As a lifelong student of the Civil War, I have read countless books and articles about every aspect of the war—its complex causes, its campaigns and generals, its personalities, its dramatic conclusion, and the decades of slow recovery that followed. The recovery aspect alone is an astounding testimony to the American spirit. Despite the enormous devastation and the cruel illegalities of Reconstruction, the combatants never grew to hate one another. They knew that their divide was more political and philosophical than primal.

As the veterans aged, many realized that the war was the most significant event of their lives and perhaps of their nation's life. They strove to understand what they had participated in. They searched to the end of their days for closure to the horrors they experienced. As their lives wound down, they sought to make peace with one another and with themselves. They hoped to make the sacrifices they'd endured worthwhile.

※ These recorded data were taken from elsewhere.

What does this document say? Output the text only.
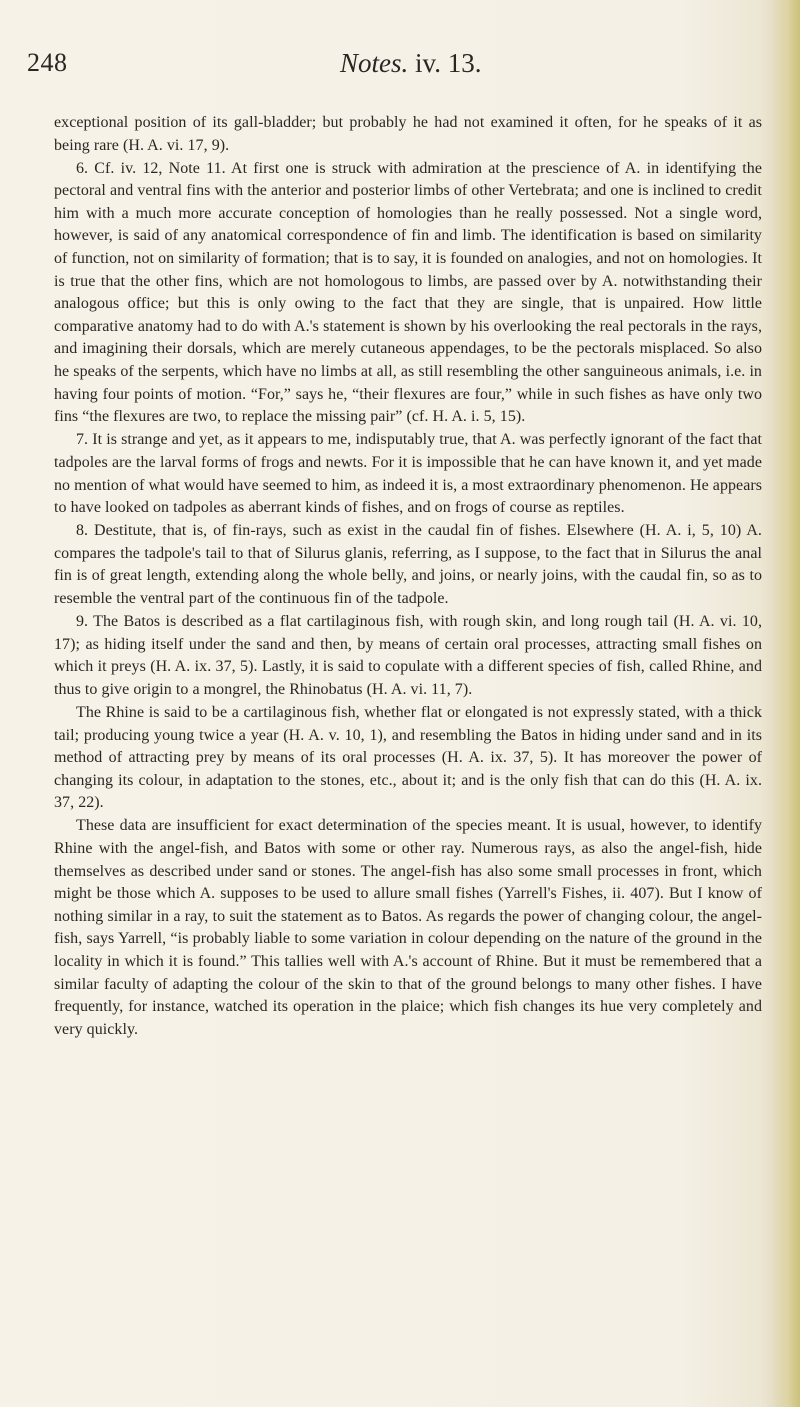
248	Notes. iv. 13.

exceptional position of its gall-bladder; but probably he had not examined it often, for he speaks of it as being rare (H. A. vi. 17, 9).

6. Cf. iv. 12, Note 11. At first one is struck with admiration at the prescience of A. in identifying the pectoral and ventral fins with the anterior and posterior limbs of other Vertebrata; and one is inclined to credit him with a much more accurate conception of homologies than he really possessed. Not a single word, however, is said of any anatomical correspondence of fin and limb. The identification is based on similarity of function, not on similarity of formation; that is to say, it is founded on analogies, and not on homologies. It is true that the other fins, which are not homologous to limbs, are passed over by A. notwithstanding their analogous office; but this is only owing to the fact that they are single, that is unpaired. How little comparative anatomy had to do with A.'s statement is shown by his overlooking the real pectorals in the rays, and imagining their dorsals, which are merely cutaneous appendages, to be the pectorals misplaced. So also he speaks of the serpents, which have no limbs at all, as still resembling the other sanguineous animals, i.e. in having four points of motion. “For,” says he, “their flexures are four,” while in such fishes as have only two fins “the flexures are two, to replace the missing pair” (cf. H. A. i. 5, 15).

7. It is strange and yet, as it appears to me, indisputably true, that A. was perfectly ignorant of the fact that tadpoles are the larval forms of frogs and newts. For it is impossible that he can have known it, and yet made no mention of what would have seemed to him, as indeed it is, a most extraordinary phenomenon. He appears to have looked on tadpoles as aberrant kinds of fishes, and on frogs of course as reptiles.

8. Destitute, that is, of fin-rays, such as exist in the caudal fin of fishes. Elsewhere (H. A. i, 5, 10) A. compares the tadpole's tail to that of Silurus glanis, referring, as I suppose, to the fact that in Silurus the anal fin is of great length, extending along the whole belly, and joins, or nearly joins, with the caudal fin, so as to resemble the ventral part of the continuous fin of the tadpole.

9. The Batos is described as a flat cartilaginous fish, with rough skin, and long rough tail (H. A. vi. 10, 17); as hiding itself under the sand and then, by means of certain oral processes, attracting small fishes on which it preys (H. A. ix. 37, 5). Lastly, it is said to copulate with a different species of fish, called Rhine, and thus to give origin to a mongrel, the Rhinobatus (H. A. vi. 11, 7).

The Rhine is said to be a cartilaginous fish, whether flat or elongated is not expressly stated, with a thick tail; producing young twice a year (H. A. v. 10, 1), and resembling the Batos in hiding under sand and in its method of attracting prey by means of its oral processes (H. A. ix. 37, 5). It has moreover the power of changing its colour, in adaptation to the stones, etc., about it; and is the only fish that can do this (H. A. ix. 37, 22).

These data are insufficient for exact determination of the species meant. It is usual, however, to identify Rhine with the angel-fish, and Batos with some or other ray. Numerous rays, as also the angel-fish, hide themselves as described under sand or stones. The angel-fish has also some small processes in front, which might be those which A. supposes to be used to allure small fishes (Yarrell's Fishes, ii. 407). But I know of nothing similar in a ray, to suit the statement as to Batos. As regards the power of changing colour, the angel-fish, says Yarrell, “is probably liable to some variation in colour depending on the nature of the ground in the locality in which it is found.” This tallies well with A.'s account of Rhine. But it must be remembered that a similar faculty of adapting the colour of the skin to that of the ground belongs to many other fishes. I have frequently, for instance, watched its operation in the plaice; which fish changes its hue very completely and very quickly.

They wrote of their experiences in thousands of biographies and memoirs. They published their diaries and collections of wartime letters. They went on speaking tours, donned their musty old uniforms and marched in countless parades, they raised and donated money for statues, monuments, and historical markers. They used any excuse to congregate, reminisce, and seek solace.

The nation watched as those aging vets continued their journey toward peace and understanding and forgiveness. The formation of the Federal army veterans' organization, the Grand Army of the Republic (GAR), and its Southern counterpart, the United Confederate Veterans (UCV), surprised the world with their popularity and influence. The annual reunions drew thousands of spectators from across the nation for decades. The success of those pioneer veterans organizations led to the creation of the Veterans of Foreign Wars that proved so vital to vets of World Wars I and II, Korea, Vietnam, and today's Iraq and Afghanistan.

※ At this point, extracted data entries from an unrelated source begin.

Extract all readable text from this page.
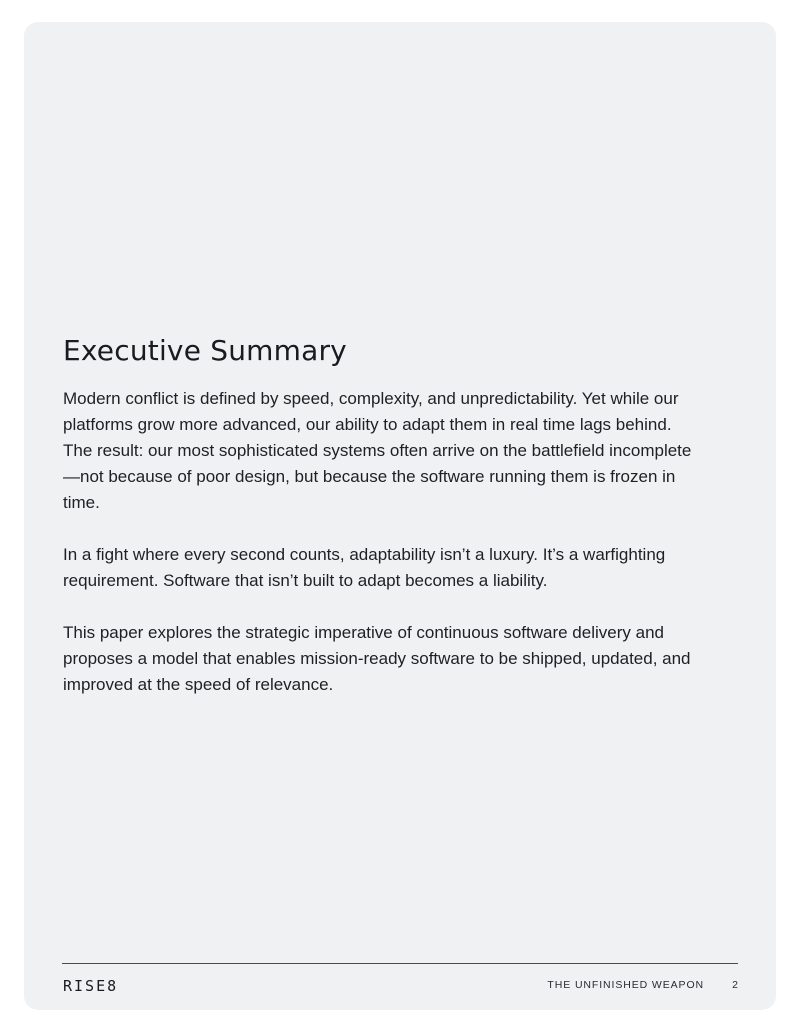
Executive Summary

Modern conflict is defined by speed, complexity, and unpredictability. Yet while our platforms grow more advanced, our ability to adapt them in real time lags behind. The result: our most sophisticated systems often arrive on the battlefield incomplete—not because of poor design, but because the software running them is frozen in time.

In a fight where every second counts, adaptability isn’t a luxury. It’s a warfighting requirement. Software that isn’t built to adapt becomes a liability.

This paper explores the strategic imperative of continuous software delivery and proposes a model that enables mission-ready software to be shipped, updated, and improved at the speed of relevance.

RISE8	THE UNFINISHED WEAPON	2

There is no way to gauge how many confused and damaged Civil War combatants were saved by the existence of veterans' posts scattered across the land in every city and every state in the union. Those posts provided a haven where vets could share their experiences with the only people who could truly understand and console them: their fellow comrades in arms. Through their shared experiences, onetime enemy combantant began to view one another as brothers.

These organizations also led to the creation of the National Battlefield Parks, which has proven to be the salvation of acres of hallowed ground that otherwise would have disappeared from the American landscape. The vets made pilgrimages to their battlefields and tenting grounds, reliving memories, visiting graves, gathering souvenirs, taking photos, and burying ghosts. Some even chose to spend the rest of their lives on or near the haunted old battlefields, finding more comfort from the past than the present.

When one considers the desperation and anguish inflicted on hundreds of thousands of young American men during those four awful years, it seems incredible that any survived with their spirits intact. In those days there were prosthetics for missing limbs but there were no prosthetics for aching hearts, wounded souls, and tortured minds. There were no shrinks, no therapist's couches, no Veterans Administration hospitals to offer asylum. All they had was each other and the camaraderie offered by the GAR and the UCV. Many, lacking aid in assuaging their nightmares, headed west to continue warring as Indian fighters or to waste their lives as outlaws or besotted saddle tramps. Some traveled to foreign lands to fight for money or empty causes. Some simply went mad.

I am always stunned by the ramblings and churlish musings of revisionists who differently interpret the valiant efforts of those veterans. Some choose to claim their postwar efforts were but a ploy to exonerate the South's evil addiction to slavery and conceal the war's sinister intent under the guise of an idealistic Lost Cause.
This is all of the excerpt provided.